L'ajout net d'emplois n'est que de 50 000, soit plus d'un tiers de moins que les 65 000 attendus. Le taux de chômage est quant à lui de 4,4 %, ce qui semble inférieur aux 4,5 % anticipés, mais cette combinaison de données envoie en réalité un signal très dangereux — la capacité de création d'emplois est en déclin. Les chiffres d'emploi pour novembre et décembre ont également été révisés à la baisse de 76 000, ce qui signifie que les chiffres précédemment publiés étaient gonflés. La croissance de l'emploi pour toute l'année 2025 est la plus faible depuis 2020, ce qui constitue un signal clair de ralentissement.

L'impact le plus direct concerne les attentes de baisse des taux d'intérêt. Le marché pariait auparavant sur une baisse de la Fed en janvier, mais maintenant ? L'outil "Fed Watch" du CME montre que la probabilité d'une baisse de 25 points de base en janvier est tombée à 5 %, contre une probabilité de 95 % de maintien des taux inchangés. En d'autres termes, la baisse des taux est pratiquement hors de question. Le marché commence à parier à nouveau, la première baisse pourrait attendre le milieu de 2026, avec un rythme de deux baisses par an.

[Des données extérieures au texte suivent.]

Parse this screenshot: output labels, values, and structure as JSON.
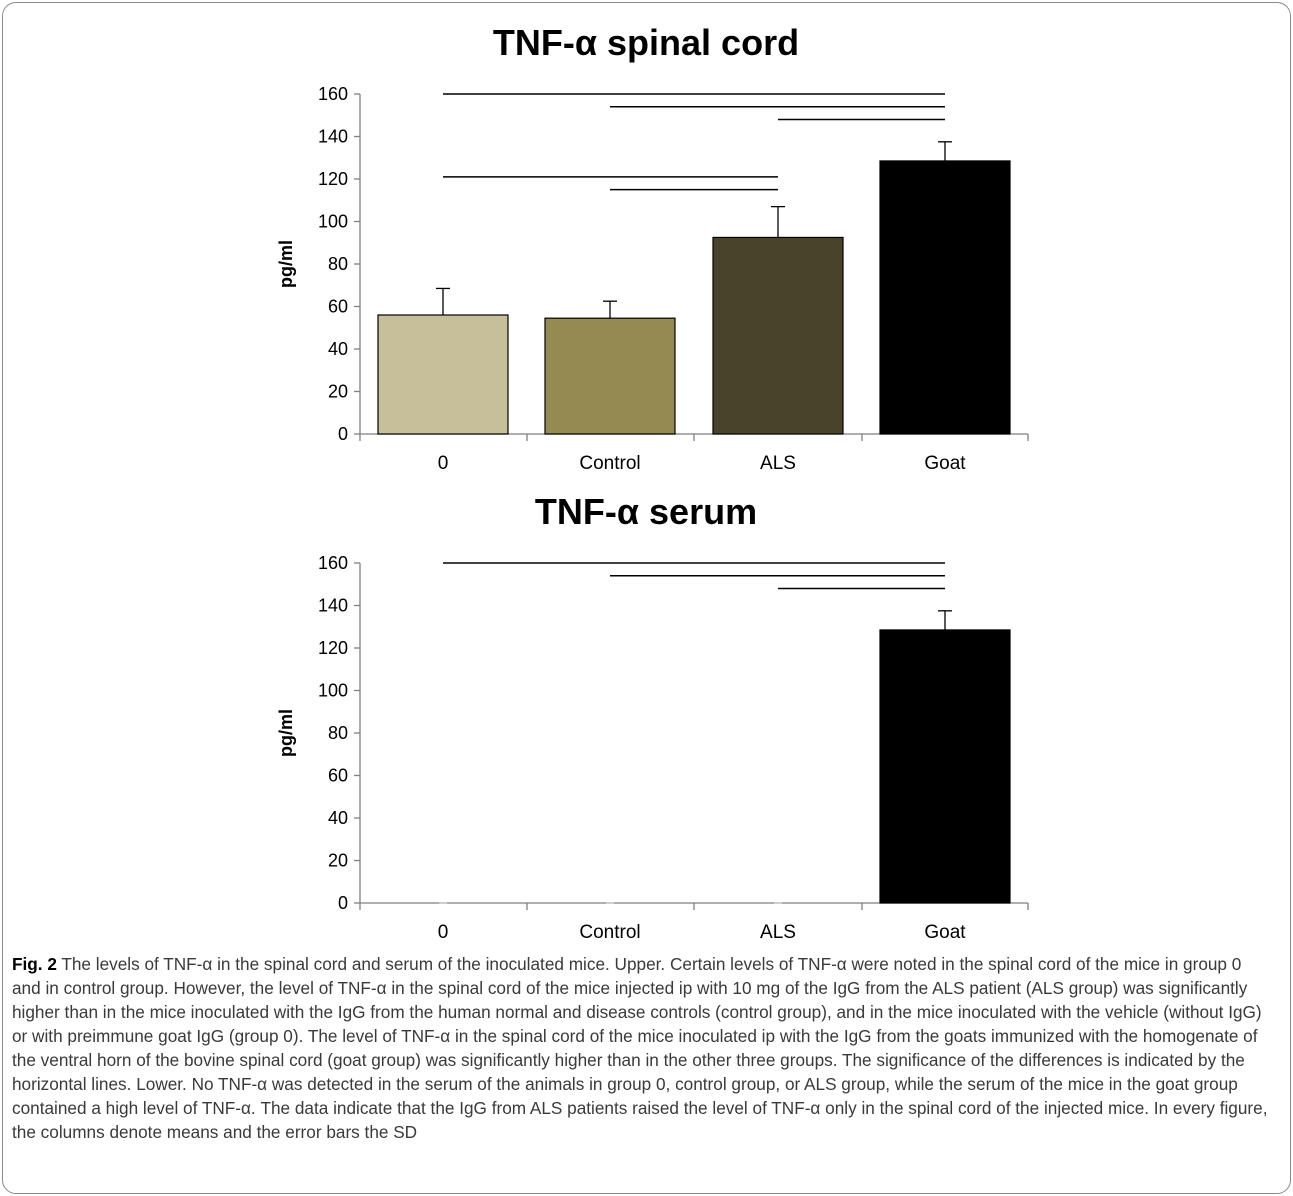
{
  "chart_data": [
    {
      "type": "bar",
      "title": "TNF-α spinal cord",
      "xlabel": "",
      "ylabel": "pg/ml",
      "ylim": [
        0,
        160
      ],
      "yticks": [
        0,
        20,
        40,
        60,
        80,
        100,
        120,
        140,
        160
      ],
      "categories": [
        "0",
        "Control",
        "ALS",
        "Goat"
      ],
      "values": [
        56,
        54.5,
        92.5,
        128.5
      ],
      "errors": [
        12.5,
        8,
        14.5,
        9
      ],
      "colors": [
        "#c6bf99",
        "#968a53",
        "#4a432c",
        "#000000"
      ],
      "significance_lines": [
        {
          "from": "0",
          "to": "Goat",
          "level": 160
        },
        {
          "from": "Control",
          "to": "Goat",
          "level": 154
        },
        {
          "from": "ALS",
          "to": "Goat",
          "level": 148
        },
        {
          "from": "0",
          "to": "ALS",
          "level": 121
        },
        {
          "from": "Control",
          "to": "ALS",
          "level": 115
        }
      ]
    },
    {
      "type": "bar",
      "title": "TNF-α serum",
      "xlabel": "",
      "ylabel": "pg/ml",
      "ylim": [
        0,
        160
      ],
      "yticks": [
        0,
        20,
        40,
        60,
        80,
        100,
        120,
        140,
        160
      ],
      "categories": [
        "0",
        "Control",
        "ALS",
        "Goat"
      ],
      "values": [
        0,
        0,
        0,
        128.5
      ],
      "errors": [
        0,
        0,
        0,
        9
      ],
      "colors": [
        "#c6bf99",
        "#968a53",
        "#4a432c",
        "#000000"
      ],
      "significance_lines": [
        {
          "from": "0",
          "to": "Goat",
          "level": 160
        },
        {
          "from": "Control",
          "to": "Goat",
          "level": 154
        },
        {
          "from": "ALS",
          "to": "Goat",
          "level": 148
        }
      ]
    }
  ],
  "caption": {
    "label": "Fig. 2",
    "text": "The levels of TNF-α in the spinal cord and serum of the inoculated mice. Upper. Certain levels of TNF-α were noted in the spinal cord of the mice in group 0 and in control group. However, the level of TNF-α in the spinal cord of the mice injected ip with 10 mg of the IgG from the ALS patient (ALS group) was significantly higher than in the mice inoculated with the IgG from the human normal and disease controls (control group), and in the mice inoculated with the vehicle (without IgG) or with preimmune goat IgG (group 0). The level of TNF-α in the spinal cord of the mice inoculated ip with the IgG from the goats immunized with the homogenate of the ventral horn of the bovine spinal cord (goat group) was significantly higher than in the other three groups. The significance of the differences is indicated by the horizontal lines. Lower. No TNF-α was detected in the serum of the animals in group 0, control group, or ALS group, while the serum of the mice in the goat group contained a high level of TNF-α. The data indicate that the IgG from ALS patients raised the level of TNF-α only in the spinal cord of the injected mice. In every figure, the columns denote means and the error bars the SD"
  }
}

Ce qui est intéressant, c'est que la Fed accorde en réalité plus d'importance à ce taux de chômage. Actuellement, le taux de chômage est en baisse et les salaires continuent d'augmenter, ce qui soutient leur décision de rester "sur la touche" en janvier. Mais avec une croissance de l'emploi si faible, à long terme, cela pourrait freiner la consommation, qui est le moteur de l'économie américaine — alors, le marché du travail est-il vraiment à un tournant ? La question reste en suspens.

Du côté du marché boursier, ces préoccupations ne semblent pas trop impacter. Les trois principaux indices ont continué à atteindre de nouveaux sommets historiques, avec une hausse générale des actions technologiques et des semi-conducteurs. La plus forte hausse concerne les entreprises d'énergie nucléaire, comme Vistra, dont le cours a augmenté de plus de 10 %, car Meta a récemment signé un contrat d'approvisionnement en énergie nucléaire à long terme, garantissant l'alimentation électrique des centres de données AI. La logique du capital est claire : le report de la baisse des taux signifie que l'environnement de taux élevés perdurera plus longtemps, mais cela renforce aussi la certitude de la demande à long terme pour la technologie et l'IA, et les ressources rares de la chaîne d'approvisionnement seront davantage recherchées.